To achieve the necessary footage, body doubles were allegedly used in place of the actors, while camera tricks were employed to hide who was really doing the smooching. Oddly enough, the pair would reunite years later for an episode of "Anger Management" in which the world thinks they're kissing for real.

Denzel demanded a kiss come out of the Pelican Brief

The 1993 legal thriller "The Pelican Brief" starred two of Hollywood's biggest names, Denzel Washington and Julia Roberts, as a reporter and lawyer who fight to unravel a conspiracy. Despite being a pair of Hollywood A-listers and sex symbols, though, the superstars never do get too close on screen, though it wasn't for a lack of trying. 

"I have taken so much s*** over the years about not kissing Denzel in that film," Roberts said (via Newsweek). "Don't I have a pulse? Of course I wanted to kiss Denzel.
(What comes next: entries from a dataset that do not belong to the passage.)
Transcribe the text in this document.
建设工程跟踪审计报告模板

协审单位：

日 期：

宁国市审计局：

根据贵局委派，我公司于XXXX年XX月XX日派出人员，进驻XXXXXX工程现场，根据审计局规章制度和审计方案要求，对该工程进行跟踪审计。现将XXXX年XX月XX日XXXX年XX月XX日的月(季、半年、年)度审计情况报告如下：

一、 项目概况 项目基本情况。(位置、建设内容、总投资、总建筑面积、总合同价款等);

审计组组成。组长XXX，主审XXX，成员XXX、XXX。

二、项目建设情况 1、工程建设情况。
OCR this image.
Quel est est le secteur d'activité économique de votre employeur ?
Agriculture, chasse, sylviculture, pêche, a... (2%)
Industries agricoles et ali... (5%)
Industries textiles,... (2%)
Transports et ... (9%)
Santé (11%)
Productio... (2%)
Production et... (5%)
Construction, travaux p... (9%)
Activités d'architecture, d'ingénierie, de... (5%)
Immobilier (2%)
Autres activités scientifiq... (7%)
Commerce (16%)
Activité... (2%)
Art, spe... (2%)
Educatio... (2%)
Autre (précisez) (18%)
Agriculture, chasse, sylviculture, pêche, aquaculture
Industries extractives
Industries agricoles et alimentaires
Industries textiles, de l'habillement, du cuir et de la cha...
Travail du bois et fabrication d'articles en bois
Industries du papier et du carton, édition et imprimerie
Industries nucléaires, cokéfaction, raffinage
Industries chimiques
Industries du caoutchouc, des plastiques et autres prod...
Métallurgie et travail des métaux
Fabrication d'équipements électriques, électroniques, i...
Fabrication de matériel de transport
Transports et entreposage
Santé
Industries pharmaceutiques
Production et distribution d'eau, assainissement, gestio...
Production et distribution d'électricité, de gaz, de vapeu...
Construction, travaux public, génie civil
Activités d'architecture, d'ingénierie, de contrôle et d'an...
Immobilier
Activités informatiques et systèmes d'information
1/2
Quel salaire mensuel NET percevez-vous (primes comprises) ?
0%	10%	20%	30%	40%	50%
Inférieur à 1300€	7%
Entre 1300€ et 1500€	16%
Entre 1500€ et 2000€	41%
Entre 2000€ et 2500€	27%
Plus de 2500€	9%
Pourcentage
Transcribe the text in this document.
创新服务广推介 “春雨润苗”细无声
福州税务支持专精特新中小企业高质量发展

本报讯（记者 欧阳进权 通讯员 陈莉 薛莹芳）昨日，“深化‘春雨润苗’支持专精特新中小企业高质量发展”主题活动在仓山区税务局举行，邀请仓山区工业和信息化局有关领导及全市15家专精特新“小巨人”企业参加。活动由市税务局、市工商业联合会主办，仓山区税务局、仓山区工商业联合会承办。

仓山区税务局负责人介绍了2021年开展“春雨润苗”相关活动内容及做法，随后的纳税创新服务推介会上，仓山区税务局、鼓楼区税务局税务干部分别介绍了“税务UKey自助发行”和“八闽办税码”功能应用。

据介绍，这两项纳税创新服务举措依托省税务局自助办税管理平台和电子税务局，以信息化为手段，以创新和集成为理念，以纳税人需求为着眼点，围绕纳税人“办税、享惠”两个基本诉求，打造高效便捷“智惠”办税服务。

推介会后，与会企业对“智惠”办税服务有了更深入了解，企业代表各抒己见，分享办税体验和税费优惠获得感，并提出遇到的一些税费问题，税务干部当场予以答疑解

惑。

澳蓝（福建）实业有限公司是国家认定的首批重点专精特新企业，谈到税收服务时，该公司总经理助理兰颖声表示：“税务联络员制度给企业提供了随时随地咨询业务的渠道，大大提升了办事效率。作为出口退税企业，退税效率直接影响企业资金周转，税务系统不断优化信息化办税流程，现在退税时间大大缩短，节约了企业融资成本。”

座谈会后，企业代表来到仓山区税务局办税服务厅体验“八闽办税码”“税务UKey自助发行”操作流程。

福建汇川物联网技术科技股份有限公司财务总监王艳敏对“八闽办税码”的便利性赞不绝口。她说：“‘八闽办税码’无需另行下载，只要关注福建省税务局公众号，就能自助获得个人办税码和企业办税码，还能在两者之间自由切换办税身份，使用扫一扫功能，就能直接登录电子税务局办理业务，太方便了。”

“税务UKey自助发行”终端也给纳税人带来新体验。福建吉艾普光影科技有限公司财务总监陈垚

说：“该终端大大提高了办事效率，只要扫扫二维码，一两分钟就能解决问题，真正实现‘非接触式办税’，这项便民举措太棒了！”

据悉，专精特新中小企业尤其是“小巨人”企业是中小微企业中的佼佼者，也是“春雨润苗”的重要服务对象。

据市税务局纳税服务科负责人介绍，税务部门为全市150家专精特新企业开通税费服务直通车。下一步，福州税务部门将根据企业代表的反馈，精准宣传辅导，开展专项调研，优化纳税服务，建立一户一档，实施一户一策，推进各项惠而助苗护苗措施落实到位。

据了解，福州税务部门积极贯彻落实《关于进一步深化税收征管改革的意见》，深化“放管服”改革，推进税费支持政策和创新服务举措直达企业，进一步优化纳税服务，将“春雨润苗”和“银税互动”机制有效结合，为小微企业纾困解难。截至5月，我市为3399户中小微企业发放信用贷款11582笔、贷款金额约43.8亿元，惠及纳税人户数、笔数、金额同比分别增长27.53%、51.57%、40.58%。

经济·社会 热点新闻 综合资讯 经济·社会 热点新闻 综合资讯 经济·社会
It was his idea to take the damn scenes out." As the story goes, Washington had serious concerns about an interracial kiss, and potentially furthering the stereotype of a black man pursuing a white woman. This had proven particularly troubling to him following the negative reaction to a similar scene in the 1989 film "The Mighty Quinn." 

"Black women are not often seen as objects of desire on film," Washington said. "They have always been my core audience." Worried that a kiss with his co-star Roberts would upset Black women in the theaters, Washington demanded the kiss be removed from the finished film, and he evidently got his way. 

An innocent kiss lost from the Descendants 2

In 2017, Disney once again found itself at the center of a kissing controversy when it came out that there was a scene that had been removed from "The Descendants 2." The musical Disney Channel sequel focuses on the children of popular Disney villains, and two of them – Harry and Gil, the sons of Captain Hook from "Peter Pan" and Gaston from "The Beauty and the Beast" — had apparently embraced in a loving moment during the film that never made it to the film's release.

Teen Vogue covered the story not long after the film came out, explaining that the film's star, Thomas Doherty (who played Harry Hook), had posted about the deleted kiss on his social media. According to the report, the moment wasn't a case of improvisation, either, and was apparently a scene taken directly from the book on which the movie was based. Unfortunately, when it came time to release the adaptation to the masses, the kiss wasn't in the final film, much to the dismay of many "shippers" who wanted to see the characters paired up romantically on-screen.